Sunday, January 26, 2014

#marriagemonday: Are You Asking The Right Questions?

Isn't it funny how a single question can destroy your whole mood or lighten your whole day?

I was reading an article posted by The Huffington Post and it took me directly to a Saturday morning mishap.
The article, The Questions That Will Save Your Relationships, addresses how a simple question like, "How was your day?" can wreak havoc in your marriage, parenting or day to day relationships.

Questions are funny because when they are too broad, they leave you overwhelmed; trying to put all your emotions into a simple sentence. Yet, when they are too direct, they can leave you feeling inadequate and unprepared. There is an art, like most things in life, to asking the proper questions.

Saturday morning I was working out in the front room. It's difficult to squeeze in a workout when the Saturday morning chaos is alive and well. But, I was making it happen. Nineteen minutes into my 30-minute video is when one question destroyed my mood.

"Honey, do you have a list started for the store yet?"

He asked the question so kindly and without judgment. Yet, my emotions went straight to assuming inadequacy. It was Saturday morning. Our weekend was full of events ... wrestling practice, two basketball games, a wrestling tournament and a date night. All great stuff. But, life needed to happen too- cleaning, laundry, store, homework, etc. I SHOULD have had a list started.  

I rolled my eyes (in disgust with myself) and said in a frustrated tone, "No, I haven't started a list yet."
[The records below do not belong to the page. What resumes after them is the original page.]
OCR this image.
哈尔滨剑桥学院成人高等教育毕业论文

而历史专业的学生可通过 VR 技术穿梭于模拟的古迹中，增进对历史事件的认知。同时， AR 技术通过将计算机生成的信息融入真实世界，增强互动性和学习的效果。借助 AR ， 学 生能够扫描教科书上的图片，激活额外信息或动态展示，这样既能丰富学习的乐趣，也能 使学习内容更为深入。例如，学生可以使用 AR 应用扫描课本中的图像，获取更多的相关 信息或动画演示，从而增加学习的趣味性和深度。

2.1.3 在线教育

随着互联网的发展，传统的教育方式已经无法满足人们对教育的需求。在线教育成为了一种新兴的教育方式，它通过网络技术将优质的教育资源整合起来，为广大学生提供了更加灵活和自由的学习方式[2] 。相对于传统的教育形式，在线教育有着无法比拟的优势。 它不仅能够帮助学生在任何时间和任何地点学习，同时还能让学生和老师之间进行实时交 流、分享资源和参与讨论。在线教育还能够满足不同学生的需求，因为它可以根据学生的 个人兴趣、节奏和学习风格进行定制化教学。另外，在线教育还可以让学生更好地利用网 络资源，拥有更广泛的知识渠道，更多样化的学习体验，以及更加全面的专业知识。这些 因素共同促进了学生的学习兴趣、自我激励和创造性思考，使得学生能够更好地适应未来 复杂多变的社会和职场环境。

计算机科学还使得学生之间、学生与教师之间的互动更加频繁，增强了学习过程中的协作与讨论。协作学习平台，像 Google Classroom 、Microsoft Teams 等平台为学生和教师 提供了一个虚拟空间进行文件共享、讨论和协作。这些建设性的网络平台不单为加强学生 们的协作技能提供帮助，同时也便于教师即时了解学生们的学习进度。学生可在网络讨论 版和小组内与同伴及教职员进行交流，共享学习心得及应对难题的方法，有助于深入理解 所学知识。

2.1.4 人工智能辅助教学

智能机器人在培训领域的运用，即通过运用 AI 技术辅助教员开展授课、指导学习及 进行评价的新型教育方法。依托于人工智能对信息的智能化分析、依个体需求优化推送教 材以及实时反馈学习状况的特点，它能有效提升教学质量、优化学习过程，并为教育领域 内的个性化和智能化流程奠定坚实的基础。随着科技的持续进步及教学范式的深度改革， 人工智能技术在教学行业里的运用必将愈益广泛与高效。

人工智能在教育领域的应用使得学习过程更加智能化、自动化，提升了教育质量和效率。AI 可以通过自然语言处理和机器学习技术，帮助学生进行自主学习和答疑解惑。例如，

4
He took it personally and in turn, lashed out with disappointment in the way I was treating him. In his defense, whenever he asks me to get something at the store, I remind him to put it on the list because there is no way it will stick in my brain with the million other things I am trying to keep track of.

I tossed the workout weights down, grabbed the remote and clicked the TV off (slamming it down for effect as well) and stopped the DVD player quite abruptly.

It was a simple question. What the hell was my problem?

Instead of saying calmly to my hubby that I hadn't gotten a chance to make a list yet or think about what was needed at the store, I started beating myself up for not being better prepared (and made him feel like crap in the meantime).

We must weigh our questions heavily before asking and we must take a breath before answering negatively.

There was nothing wrong with his question. However, there was something wrong with the way I answered and the flood of emotions that went with his simple question.

The article I referred to earlier did such a phenomenal job of addressing the emotions that fill our hearts and minds when trying to answer simple questions. What if we were more thoughtful in our questions and more honest in our answers?

This #marriagemonday, concentrate on your questioning. Allow your spouse a chance to answer a question that won't leave him/her feeling overwhelmed. Instead of focusing on a whole day, find out about specific moments. Instead of only allowing a sentence or two for an answer, give time for elaboration. Place less judgment on each other, but also on yourself.

What's something that happened this weekend that made you feel loved by your spouse? Take time to tell him or her.

When was a moment this past weekend that you felt lonely? Share why in the midst of a relationship, you can still feel all alone.

What about your family has made you feel proud recently? Allow that moment to settle in your heart and mind and make sure to share that with the people who made it happen.

My husband I recovered from our morning mishap shortly after it happened ... though it's critical to realize the mishap could have been avoided completely. Asking thoughtful questions is just part of the equation; sharing honestly will give you the complete and correct answer.

I'll leave you with a difficult question to answer (see photo below)! Know there is no judgment in what fills your snapshot and remember my #fridayfolly ... our life is like a canvas. You're encouraged to throw as much color (and emotions into it as you can)! Have an awesome week. Take time to really LOVE those special people in your life- they are too precious to waste a single moment not appreciating the treasures they are!



 Thoughtful questions & honest answers lead to successful relationships. 

Enjoy the journey you have been blessed with, love the people in your life, smile :) and remember, 'It's Okay'.